Глава 3
Утро было пасмурное, тяжелые свинцовые тучи не пускали в город солнце. Первая неделя октября выдалась на редкость холодной и дождливой.
В коридорах училища было темно. Войдя в аудиторию, Викентий Ларионович Вольский повернул выключатель. Тотчас вспыхнули ярким холодным светом лампы на потолке. За все время своей преподавательской деятельности особенно нелегко давались ему утренние лекции, да еще при такой мрачной осенней погоде.
Заняв свое место за столом, он оглядел присутствующих учеников.
— Доброе утро, товарищи. Ну, давайте начнем. Тему сегодняшнего занятия я хотел бы посвятить масляным краскам.
Говорил он, стараясь придать своему голосу в это совсем нерадостное утро бодрые интонации и доставая тем временем из большого портфеля подготовленные материалы.
— Давайте для начала совершим небольшой экскурс в прошлое. Существуют исторические факты, которые говорят, что до того времени, когда человечество узнало о масляных красках, древние художники использовали в своих работах вещества минерального или органического происхождения, которые позднее назывались пигментами.

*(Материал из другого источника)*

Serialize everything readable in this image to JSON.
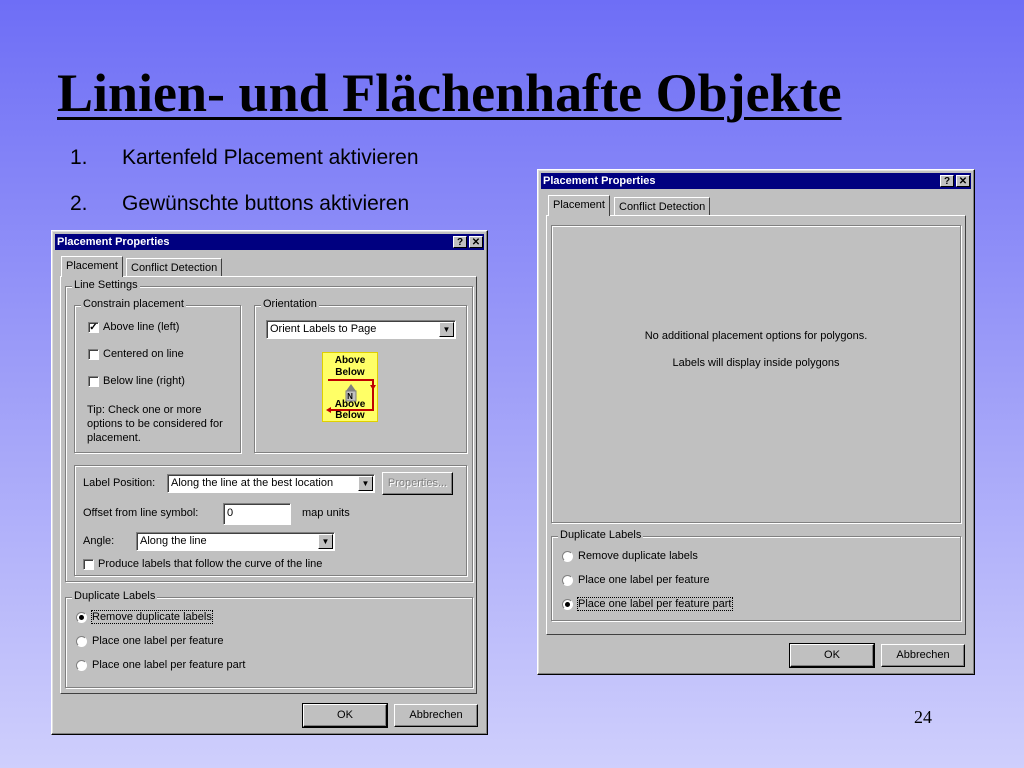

Для обогащения своей палитры новыми цветами применялись и вещества растительного происхождения. Это могли быть листья или корни, содержащие красящее вещество. Но все же надо признать, что палитра старых мастеров была в те времена не богата цветами. Белый пигмент, или свинцовые белила, красный и зеленый, получаемые из особой почвы, а также желтая краска. Используя, к примеру, уголь, получали черный цвет. Ну и конечно же путем смеси органических пигментов живописцы получали необходимые оттенки. Этого, разумеется, было недостаточно. Поэтому художники были в постоянном поиске все новых и новых пигментов…
Негромкий голос Викентия Ларионовича хорошо был слышен в аудитории.
Не имея собственных детей, преподаватель искренне считал учеников своими детьми, жил их радостями, помогал преодолевать трудности, гордился их успехами. Они платили ему той же монетой, любили его, он всегда был в окружении самых талантливых студентов.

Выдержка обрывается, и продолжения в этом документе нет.